Mr. Morrison’s position exemplifies the denial common in Pennsylvania and supports the ‘we’re victims’ mentality.

Consider the following points with respect to steel.

·        Everyone knew the high steel demand/low supply bubble after World War II would be temporary.  After all, pent-up consumer demand from the Depression and the war and the need to rebuild caused the bubble.

·        European and Japanese steel mills destroyed during the war were rebuilt using the latest technology, providing cost and quality advantages compared to U.S. mills.

·        Steel demand dropped in 1958, a clear sign the high demand bubble ended.

·        Steel imports from Europe and Japan began in earnest during the four-month 1959 steel industry strike, a clear sign the supply shortage ended.

·        Imports continued to rise even after the strike ended because consumers liked the quality and price.

·        Western Pennsylvania, West Virginia, and southeastern Ohio steel producers were at a transportation cost disadvantage relative to producers on the Great Lakes.

·        Courting both consumers and unions, lawmakers bullied companies to increase wages and benefits without increasing steel prices, squeezing mediocre profits and delaying long overdue modernization.

With so many clear signs, company management, union management, and lawmakers of the day can’t claim they didn’t know what would happen if they didn’t change course.  Instead, they chose to act like the post-war period was the norm.

That said, downsizing the U.S. steel industry was inevitable even if we made all the right moves.  However, heeding the signs may have allowed a planned, though still painful, evolution.

We need to acknowledge our mistakes and learn from them, not deny them.  Otherwise, we’re condemned to repeat our past.

“Also, the fact that they did make decent money had a lot to do with the nature of their work, from being burned, maimed or just being killed in an explosion.  My father and grandfather worked for J&L (later LTV), and I can remember my father had slag ground out (like a dentist would clean a cavity) of his eye on two different occasions.  I can’t even imagine how painful that was, and my Pap had a finger missing.  I think they were underpaid.

“By the way, LTV raided a very large retirement fund, filed for bankruptcy and closed its last mill in Cleveland - and the CEO picked up a $77 million check on his way out.  When the dust settled, your federal tax money pays for the steelworkers’ pensions.”
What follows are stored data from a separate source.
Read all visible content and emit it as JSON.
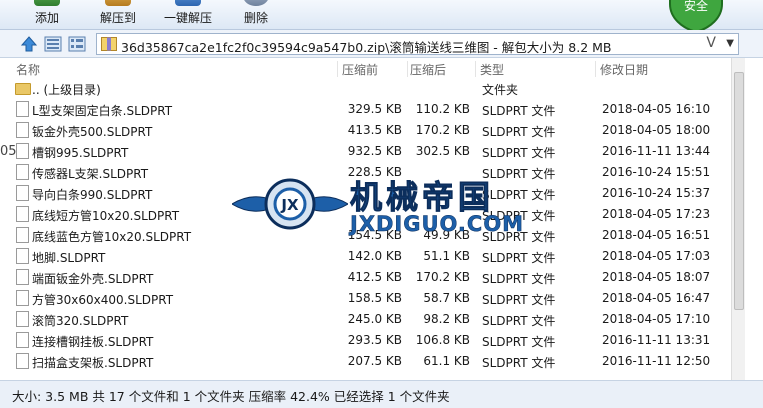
{
  "toolbar": {
    "buttons": [
      {
        "label": "添加",
        "icon": "add-icon",
        "color": "#3d8f3d"
      },
      {
        "label": "解压到",
        "icon": "extract-to-icon",
        "color": "#c08a2a"
      },
      {
        "label": "一键解压",
        "icon": "one-click-extract-icon",
        "color": "#3b78c4"
      },
      {
        "label": "删除",
        "icon": "delete-icon",
        "color": "#7c8ea8"
      }
    ],
    "shield_text": "安全"
  },
  "address": {
    "path": "36d35867ca2e1fc2f0c39594c9a547b0.zip\\滚筒输送线三维图 - 解包大小为 8.2 MB",
    "dropdown_glyph": "V"
  },
  "columns": {
    "name": "名称",
    "size": "压缩前",
    "packed": "压缩后",
    "type": "类型",
    "date": "修改日期"
  },
  "files": [
    {
      "name": ".. (上级目录)",
      "size": "",
      "packed": "",
      "type": "文件夹",
      "date": "",
      "folder": true
    },
    {
      "name": "L型支架固定白条.SLDPRT",
      "size": "329.5 KB",
      "packed": "110.2 KB",
      "type": "SLDPRT 文件",
      "date": "2018-04-05 16:10"
    },
    {
      "name": "钣金外壳500.SLDPRT",
      "size": "413.5 KB",
      "packed": "170.2 KB",
      "type": "SLDPRT 文件",
      "date": "2018-04-05 18:00"
    },
    {
      "name": "槽钢995.SLDPRT",
      "size": "932.5 KB",
      "packed": "302.5 KB",
      "type": "SLDPRT 文件",
      "date": "2016-11-11 13:44"
    },
    {
      "name": "传感器L支架.SLDPRT",
      "size": "228.5 KB",
      "packed": "",
      "type": "SLDPRT 文件",
      "date": "2016-10-24 15:51"
    },
    {
      "name": "导向白条990.SLDPRT",
      "size": "",
      "packed": "",
      "type": "SLDPRT 文件",
      "date": "2016-10-24 15:37"
    },
    {
      "name": "底线短方管10x20.SLDPRT",
      "size": "",
      "packed": "",
      "type": "SLDPRT 文件",
      "date": "2018-04-05 17:23"
    },
    {
      "name": "底线蓝色方管10x20.SLDPRT",
      "size": "154.5 KB",
      "packed": "49.9 KB",
      "type": "SLDPRT 文件",
      "date": "2018-04-05 16:51"
    },
    {
      "name": "地脚.SLDPRT",
      "size": "142.0 KB",
      "packed": "51.1 KB",
      "type": "SLDPRT 文件",
      "date": "2018-04-05 17:03"
    },
    {
      "name": "端面钣金外壳.SLDPRT",
      "size": "412.5 KB",
      "packed": "170.2 KB",
      "type": "SLDPRT 文件",
      "date": "2018-04-05 18:07"
    },
    {
      "name": "方管30x60x400.SLDPRT",
      "size": "158.5 KB",
      "packed": "58.7 KB",
      "type": "SLDPRT 文件",
      "date": "2018-04-05 16:47"
    },
    {
      "name": "滚筒320.SLDPRT",
      "size": "245.0 KB",
      "packed": "98.2 KB",
      "type": "SLDPRT 文件",
      "date": "2018-04-05 17:10"
    },
    {
      "name": "连接槽钢挂板.SLDPRT",
      "size": "293.5 KB",
      "packed": "106.8 KB",
      "type": "SLDPRT 文件",
      "date": "2016-11-11 13:31"
    },
    {
      "name": "扫描盒支架板.SLDPRT",
      "size": "207.5 KB",
      "packed": "61.1 KB",
      "type": "SLDPRT 文件",
      "date": "2016-11-11 12:50"
    }
  ],
  "status": "大小: 3.5 MB 共 17 个文件和 1 个文件夹 压缩率 42.4% 已经选择 1 个文件夹",
  "watermark": {
    "cn": "机械帝国",
    "en": "JXDIGUO.COM",
    "badge": "JX"
  },
  "left_edge_char": "05"
}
[RWC] Tax money doesn’t pay for failed pension programs, so far.  Pension plans pay premiums to the government-run Pension Benefit Guaranty Corporation (PBGC).  Premiums plus the remnants of the failed pension plans pay the way, so far.  That said, it is possible PBGC liabilities may eventually exceed PBGC assets and income.

“At US Airways, you again have people saying the employees are making too much money and it’s their fault that the airline is going under.

“It seems people forgot about the last time they went bankrupt.  David N. Siegel passed out $7 million bonuses to the top dogs because you have to pay good money to keep good people.  Well, he’s gone and so is the money.”

[RWC] I don’t believe anyone credible is placing all the blame for US Airways on the workers.  The fact is, company management should not have let their costs – labor and otherwise – get out of line.  When labor union management demanded ever-higher compensation over the years, company management should have taken harder positions.  Instead, company management caved in to achieve labor “peace.”

“I suggest a lot of people visit the AFL-CIO Web site.  They’ll find a lot of information, especially the executive pay watch.”

[RWC] The AFL-CIO web site is nothing more than propaganda supporting the cause of labor union management and Marxism.  Union management constantly talks about “corporate greed” but doesn’t mention its own corruption.  You can see a list of recent criminal enforcement actions against union management at the U.S. Department of Labor web site.